Last week I spent a fascinating couple of days in London at the Commonwealth Business Forum. This was an event like no other I have attended, not really a trade show or a conference in the normal sense but something altogether more exotic.
I am ashamed to say that I only had a fairly vague idea of what the Commonwealth was before I went. Certainly not a unified trading block like the EU or an arbiter of international law and national behaviour like the UN, in all its many forms.
The Commonwealth consists of 53 nations, as diverse as Canada and Vanuatu, approximately 2.4 billion people, of whom about half are in the Indian sub continent, and about 14% of global GDP. Beyond that it is perhaps deliberately… rather vague.
It is also rather wonderful, over 3 days and in some of London’s most imposing venues, we listened to the Prime Minister apologise for Britain’s role in the creation of cruel laws during the time of empire, I sat on a panel discussing philanthropy and entrepreneurship with Prince William (he didn’t stay to hear my views sadly).
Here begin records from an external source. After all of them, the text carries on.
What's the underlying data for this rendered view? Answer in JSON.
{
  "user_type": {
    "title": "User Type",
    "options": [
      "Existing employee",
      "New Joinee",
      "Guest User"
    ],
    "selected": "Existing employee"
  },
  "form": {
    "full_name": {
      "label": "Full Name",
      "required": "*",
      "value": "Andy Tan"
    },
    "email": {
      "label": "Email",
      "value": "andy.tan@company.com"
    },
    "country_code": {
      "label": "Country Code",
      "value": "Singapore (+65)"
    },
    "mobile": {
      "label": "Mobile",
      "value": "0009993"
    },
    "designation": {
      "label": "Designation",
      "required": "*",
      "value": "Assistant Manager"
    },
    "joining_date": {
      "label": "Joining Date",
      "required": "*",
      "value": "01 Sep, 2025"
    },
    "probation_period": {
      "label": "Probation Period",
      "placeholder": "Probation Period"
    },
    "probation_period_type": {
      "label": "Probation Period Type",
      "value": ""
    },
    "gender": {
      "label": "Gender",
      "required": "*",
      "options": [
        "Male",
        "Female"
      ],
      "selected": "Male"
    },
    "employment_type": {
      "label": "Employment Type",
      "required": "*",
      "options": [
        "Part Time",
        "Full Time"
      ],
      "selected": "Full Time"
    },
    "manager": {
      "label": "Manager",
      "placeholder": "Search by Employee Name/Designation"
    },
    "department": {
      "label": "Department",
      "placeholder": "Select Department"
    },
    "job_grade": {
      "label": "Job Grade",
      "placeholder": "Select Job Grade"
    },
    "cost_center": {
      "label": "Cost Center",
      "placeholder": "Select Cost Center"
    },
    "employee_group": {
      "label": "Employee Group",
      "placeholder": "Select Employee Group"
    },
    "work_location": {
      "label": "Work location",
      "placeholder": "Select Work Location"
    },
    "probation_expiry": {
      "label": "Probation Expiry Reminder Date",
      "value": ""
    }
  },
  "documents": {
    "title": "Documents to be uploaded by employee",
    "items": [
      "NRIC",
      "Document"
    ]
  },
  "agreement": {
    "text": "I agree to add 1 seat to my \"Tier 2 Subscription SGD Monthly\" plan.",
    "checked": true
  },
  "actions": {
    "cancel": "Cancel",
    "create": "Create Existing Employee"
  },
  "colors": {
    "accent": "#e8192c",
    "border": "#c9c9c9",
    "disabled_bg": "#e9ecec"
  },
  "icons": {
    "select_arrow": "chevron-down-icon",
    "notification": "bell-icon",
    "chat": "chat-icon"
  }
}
We learned about the catastrophic impact of climate change on small island nations, and met lots of fascinating and inspiring people from unexpected places with different perspectives but a shared enthusiasm to do some business.
We were well fed, made to feel welcome and more importantly, valued, and attended a huge variety of events and conversations. Once you were inside the, very British – casual but convincing – security cordon, the great and the good were conspicuously on show. Selfie with Boris anyone? You know who you are…
I was wearing two hats, first representing the Isle of Man as an international business centre, for which it would be difficult to imagine a better forum. And second wearing my PDMS hat, as a newly appointed Commonwealth Export Champion. Once the buzz has warn off and I ask myself if it will lead to any new business, I have to honestly say I don’t know, but I do know that doing business with any of those 53 countries now seems that little bit easier – like getting to know a long lost relative again.